In a simulated study, the rate of major errors committed while novice surgeons were exposed to typical interruptions and distractions was almost 50%, indicating that such exposure could seriously risk patient safety.

The researchers say that operating room distractions and interruptions (ORDIs) are common and occur up to every 3 minutes in real-life scenarios.

To investigate the potential impact these ORDIs have on human error, Robin Feuerbacher (Oregon State University, Corvallis, USA) and colleagues put a group of 18 second-, third-, and research-year surgical residents through two simulated laparoscopic cholecystectomy procedures, one with ORDIs and one without.

Distractions included a ringing cell phone, an unexpected reaching movement made within the surgeons' field of vision, and noise from a dropped metal tray, and interruptions consisted of two questions; one that asked about how to treat a previous patient with breathing difficulties in the recovery room, and one asking why the surgeon chose this profession.

In all, eight (44%) of the 18 participants made a serious surgical error, defined as damage to the internal organs, ducts, and/or arteries, when completing the simulated surgery while exposed to ORDIs.
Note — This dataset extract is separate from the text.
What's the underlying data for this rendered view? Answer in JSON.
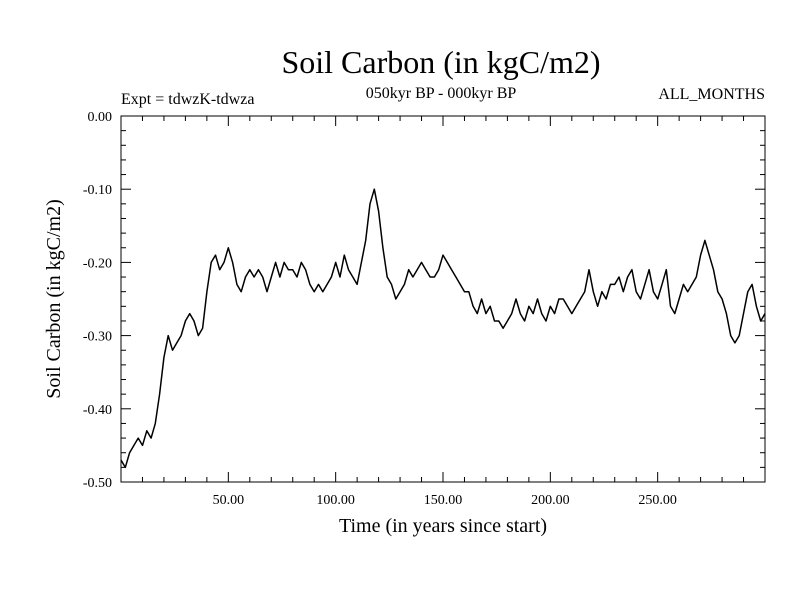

Conversely, when the same 18 participants performed the simulated surgery without ORDIs, just one (6%) committed a major error. This difference in error rate was significant, remark Feuerbacher et al in the Archives of Surgery.

Participants were also asked to perform a prospective memory task (announcing when the procedure was three-quarters complete), which 56% forgot to do while distracted, compared with just 22% while undistracted.

This "may have implications regarding patient safety in the event that a patient has a unique condition, which needs to be remembered at a certain point in the surgical procedure," writes the team.

The authors report an "interesting finding" after post-hoc analysis: that all surgical errors committed during ORDIs were done so after 13:00 hours - a significant finding that could possibly be explained by fatigue.

The team highlights that the ORDIs they induced were more frequent than is usual and were timed to occur at critical points, thus their results should not be "taken out of context."

However, "this research confirmed the high-level priority set by the Agency for Healthcare Research and Quality to reduce distractions and interruptions in an OR to improve patient safety," conclude Feuerbacher and co-investigators.